BY AMANDA MORGAN
Every day when I wake up for school, I follow a fairly routine schedule; I shower, get dressed, brush my teeth and hair, eat breakfast and just before I walk out the door, I put my shoes on. Luckily, I have never had to worry about what it would be like if I had no shoes to put on.
A few weeks ago, I volunteered at Jacob’s Shoes, a foundation that provides shoes to children who do not get to put on shoes every morning as mindlessly as I do. I participated in this event with other high school students from my temple youth group. This was the first time we had participated in this community project, so we did not really know what to expect.
As we entered the building, we were directed to a room that overflowed with dirty used shoes, waiting to be cleaned and donated. I stepped in, motivated to do the best job I could, but also overwhelmed by the amount of work this job was going to require. My eyes were drawn to the wall of pictures showing underprivileged children who were overjoyed as they held their “new” pair of shoes.
I have always heard stories of kids who are not nearly as privileged as many of the people living in Weston, but while I sat there cleaning these shoes and listening to the director tell us the stories of those kids in the pictures, it all became real. I finally realized how difficult life could be when people don’t have certain things, such as shoes, which I imagined everyone had.
The director gave us the history of the foundation and why it was originally developed. Jacob’s Shoes is a foundation developed as a remembrance of Jacob S. Zweig who was killed at the age of 17. Jacob had a love for many things, including his family, friends and especially shoes. Everybody who knew Jacob felt that his journey was meant to be continued, whether he was here or not. So, Jacob’s Shoes was created as a way to provide children with something that meant so much to him.

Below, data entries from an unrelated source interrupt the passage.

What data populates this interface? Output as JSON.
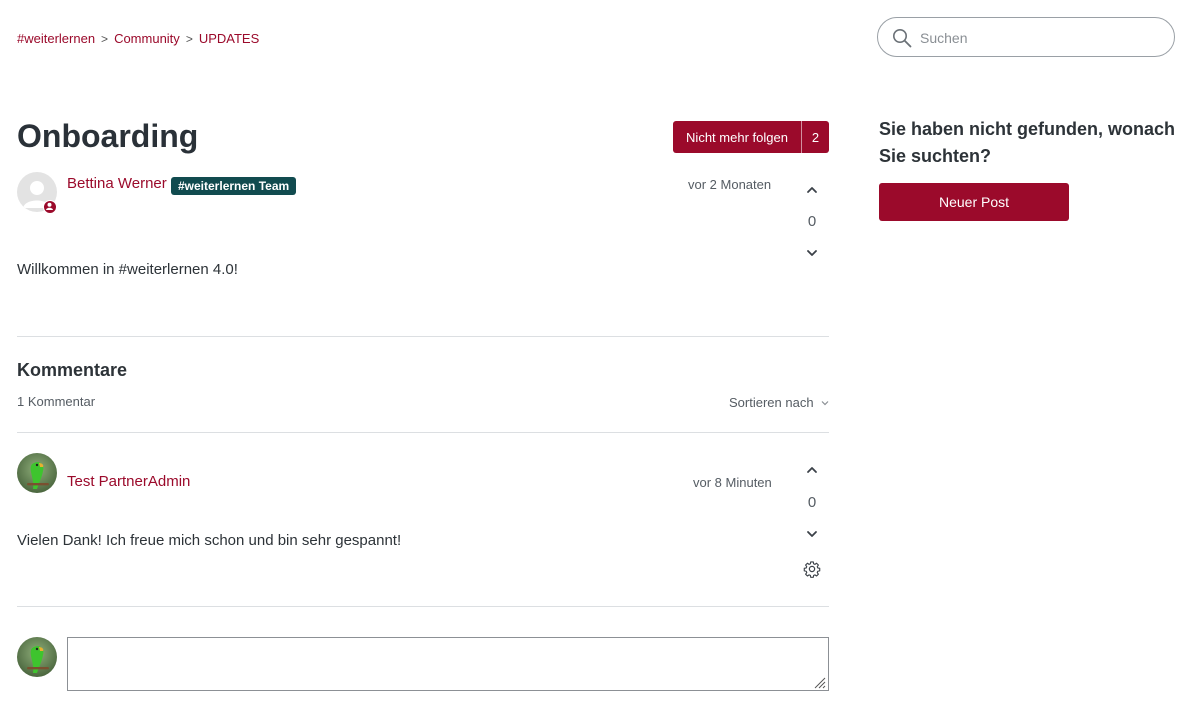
{
  "breadcrumb": [
    {
      "label": "#weiterlernen"
    },
    {
      "label": "Community"
    },
    {
      "label": "UPDATES"
    }
  ],
  "breadcrumb_separator": ">",
  "search": {
    "placeholder": "Suchen",
    "value": ""
  },
  "post": {
    "title": "Onboarding",
    "follow_label": "Nicht mehr folgen",
    "follower_count": "2",
    "author": "Bettina Werner",
    "author_badge": "#weiterlernen Team",
    "time": "vor 2 Monaten",
    "votes": "0",
    "body": "Willkommen in #weiterlernen 4.0!"
  },
  "comments": {
    "title": "Kommentare",
    "count_label": "1 Kommentar",
    "sort_label": "Sortieren nach",
    "items": [
      {
        "author": "Test PartnerAdmin",
        "time": "vor 8 Minuten",
        "votes": "0",
        "body": "Vielen Dank! Ich freue mich schon und bin sehr gespannt!"
      }
    ]
  },
  "reply": {
    "value": ""
  },
  "sidebar": {
    "title": "Sie haben nicht gefunden, wonach Sie suchten?",
    "new_post_label": "Neuer Post"
  },
  "colors": {
    "accent": "#9b0a2b",
    "team_badge": "#114b4f",
    "text": "#2d3338",
    "divider": "#dcdfe2"
  },
  "icons": [
    "search-icon",
    "chevron-up-icon",
    "chevron-down-icon",
    "gear-icon",
    "user-badge-icon",
    "resize-handle-icon"
  ]
}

The director showed us how to clean the shoes. I did not expect to be cleaning the shoes so thoroughly as they were already used and were being put into the washing machine soon after. However, we were told to first inspect the shoes for any damage or broken soles, and then we were to examine the bottom and take out any rocks or sticks that were stuck in the cracks. Finally, the real cleaning began. This entailed scrubbing the inside and the outside as well as the bottom so deliberately that they looked as new as they could.
I was able to clean around five pairs of shoes in the short hour that we were there, which doesn’t sound like a lot. However, each pair required quite a bit of work and attention.
The director gave us of some examples of different types of kids who come in to get shoes. She shared with us that some siblings are forced to switch off shoes every other day, meaning that each child can only go to school on the days that it is his/her turn to use the shoes. This really encouraged and motivated us as we sat through this tedious process of cleaning used shoes.
What I first thought was a little gross, turned out to be not that bad. In fact, I ended up feeling very accomplished. It felt really good knowing that the pairs that I cleaned were going to provide people with shoes that would enable them to do the things that they love everyday. It could allow them to do something as simple as waking up and going to school just like I do every day, without worrying about being laughed at or made fun of.
If nothing else, this experience has shown me how lucky I am to grow up in a fortunate family and own things as simple as shoes. Until now, I had never realized to the full extent how little things, such as shoes, could affect a person’s life so deeply. As I continue through my life, I know that I will definitely return to Jacob’s Shoes to participate in this work again.